Tuesday, May 21, 2024 | Last Update : 07:47 PM IST

  Top Israel rabbi: Knife wielders should be killed

Top Israel rabbi: Knife wielders should be killed

AFP
Published : Mar 14, 2016, 4:13 am IST
Updated : Mar 14, 2016, 4:13 am IST

An Israeli chief rabbi said that knife-wielding attackers should be killed, after a call by the head of the armed forces to not use excessive firepower in combating a wave of Palestinian violence.

An Israeli chief rabbi said that knife-wielding attackers should be killed, after a call by the head of the armed forces to not use excessive firepower in combating a wave of Palestinian violence.

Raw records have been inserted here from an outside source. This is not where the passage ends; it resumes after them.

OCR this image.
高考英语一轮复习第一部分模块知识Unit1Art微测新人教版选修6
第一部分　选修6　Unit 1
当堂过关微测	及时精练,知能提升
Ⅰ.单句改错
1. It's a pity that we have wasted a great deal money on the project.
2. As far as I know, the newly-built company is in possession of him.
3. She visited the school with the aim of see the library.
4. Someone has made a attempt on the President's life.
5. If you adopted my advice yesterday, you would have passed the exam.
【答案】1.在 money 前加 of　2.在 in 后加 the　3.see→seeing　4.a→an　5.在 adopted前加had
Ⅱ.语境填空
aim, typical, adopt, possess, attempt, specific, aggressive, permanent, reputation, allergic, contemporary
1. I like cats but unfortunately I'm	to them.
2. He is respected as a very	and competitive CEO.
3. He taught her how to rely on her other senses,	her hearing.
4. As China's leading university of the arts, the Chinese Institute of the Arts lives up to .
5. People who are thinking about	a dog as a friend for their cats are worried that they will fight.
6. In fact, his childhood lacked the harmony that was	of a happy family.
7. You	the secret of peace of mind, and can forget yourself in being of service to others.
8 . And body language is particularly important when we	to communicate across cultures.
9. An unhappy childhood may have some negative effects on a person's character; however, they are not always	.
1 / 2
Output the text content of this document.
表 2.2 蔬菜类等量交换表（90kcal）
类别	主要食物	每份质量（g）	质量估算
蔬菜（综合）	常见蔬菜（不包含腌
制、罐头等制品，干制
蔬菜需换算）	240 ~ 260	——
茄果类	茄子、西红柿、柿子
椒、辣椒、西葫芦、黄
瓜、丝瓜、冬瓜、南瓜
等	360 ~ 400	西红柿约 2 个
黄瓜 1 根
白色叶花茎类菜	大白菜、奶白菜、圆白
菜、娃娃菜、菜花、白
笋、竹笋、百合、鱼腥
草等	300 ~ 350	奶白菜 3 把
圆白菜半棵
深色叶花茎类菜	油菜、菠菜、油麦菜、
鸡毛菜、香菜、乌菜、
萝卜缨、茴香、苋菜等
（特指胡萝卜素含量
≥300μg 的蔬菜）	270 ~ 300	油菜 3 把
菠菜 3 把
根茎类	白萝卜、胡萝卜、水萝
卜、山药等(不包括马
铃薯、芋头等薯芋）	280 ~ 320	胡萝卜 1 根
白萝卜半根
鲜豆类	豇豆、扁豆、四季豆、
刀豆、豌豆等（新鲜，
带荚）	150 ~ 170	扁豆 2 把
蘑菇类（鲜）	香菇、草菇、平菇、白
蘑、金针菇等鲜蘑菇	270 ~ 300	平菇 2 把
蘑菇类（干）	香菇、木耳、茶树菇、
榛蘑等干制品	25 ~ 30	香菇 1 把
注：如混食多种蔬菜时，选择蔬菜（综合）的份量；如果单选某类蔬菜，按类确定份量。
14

“If a terrorist comes at someone with a knife, it is a (religious) duty to kill him — he who comes to kill you, kill him first,” Chief Sephardi Rabbi Yitzhak Yosef said on Saturday.

“Don’t get all afraid of the courts, or if some chief of staff says something else,” Yosef said in a televised weekly sermon. This was an apparent reference to Lt. Gen. Gadi Eisenkot, who angered some right-wing politicians in remarks he made last month that were interpreted as advocating a more lax approach to assailants.

“When there’s a 13-year-old girl holding scissors or a knife and there is some distance between her and the soldiers, I don’t want to see a soldier open fire and empty his magazine at a girl like that,” the general had said.

Yosef, however, stressed too that assailants who were disarmed and posed no threat were no longer under the “comes to kill you” category and should be jailed rather than killed.

Since October 1, a wave of violence has killed 188 Palestinians, 28 Israelis, two Americans, an Eritrean and a Sudanese.

Most of the Palestinians were killed while carrying out knife, gun or car-ramming attacks.

The United Nations and human rights groups have voiced concern that Israeli security forces are responding to attacks with excessive force, but Israel denies the charges.

Meanwhile, a second Gazan was found dead Sunday after the collapse of a tunnel on the Egypt border, the interior ministry in the Islamist Hamas-run enclave said.

On Thursday, rescue services said seven men had been trapped in the collapse. Five were rescued, but on Sunday the ministry said they had retrieved the body of Mohammed Abbas of Rafah, after announcing the death of a man named as Fadi Abu Dan.